In 1983, Blanter became a member of the Anti-Zionist Committee of the Soviet Public, an organization created by the Soviet Union as an anti-Zionist propaganda tool. He died in Moscow in 1990 and was buried at Novodevichy Cemetery, Moscow.

==Awards and honors==
- Stalin Prize (1946) (for the songs "Under the Balkan Stars", "In a way, a path far", "My beloved", "In the forest, front-line")
- People's Artist of the RSFSR (1965)
- Order of the Badge of Honour (1967)
- People's Artist of the USSR (1975)
- Hero of Socialist Labour (1983)

==References in popular culture==
Ayn Rand's 1936 novel We the Living, set in Petrograd between 1923 and 1925, has a passage devoted to the huge popularity of "John Gray."

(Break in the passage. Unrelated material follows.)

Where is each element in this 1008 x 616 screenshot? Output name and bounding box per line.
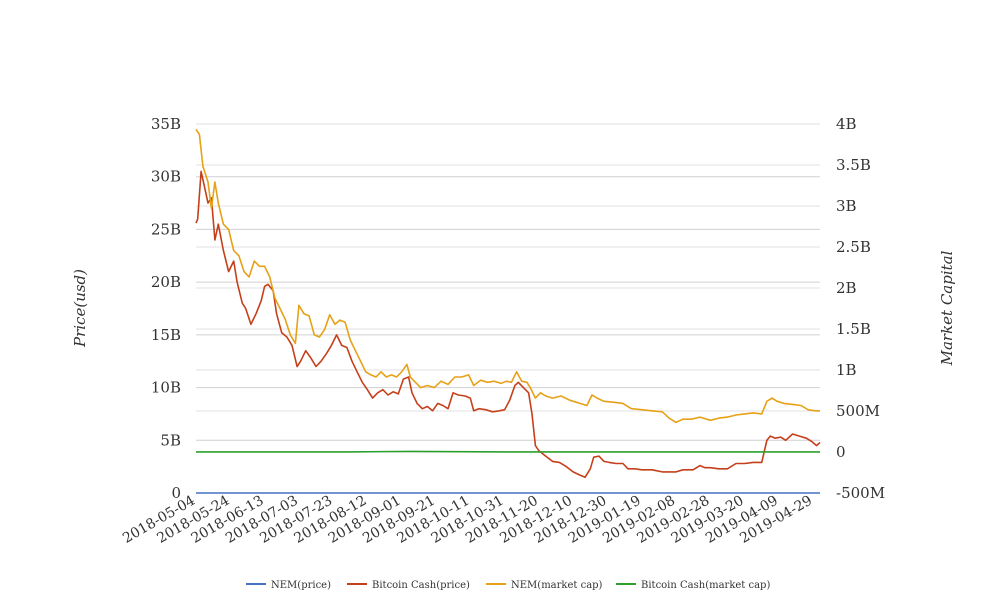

In the 1966 novel The Last Battle, Cornelius Ryan records that Blanter accompanied the Red Army into Berlin during the last days of the war and the collapse of Nazi power.

In the 2004 film, Downfall, Blanter plays a small role and is portrayed by Boris Schwarzmann. In the film, he is stuffed into the closet of Vasily Chuikov's office, who is in a rush to meet the Nazi general, Hans Krebs.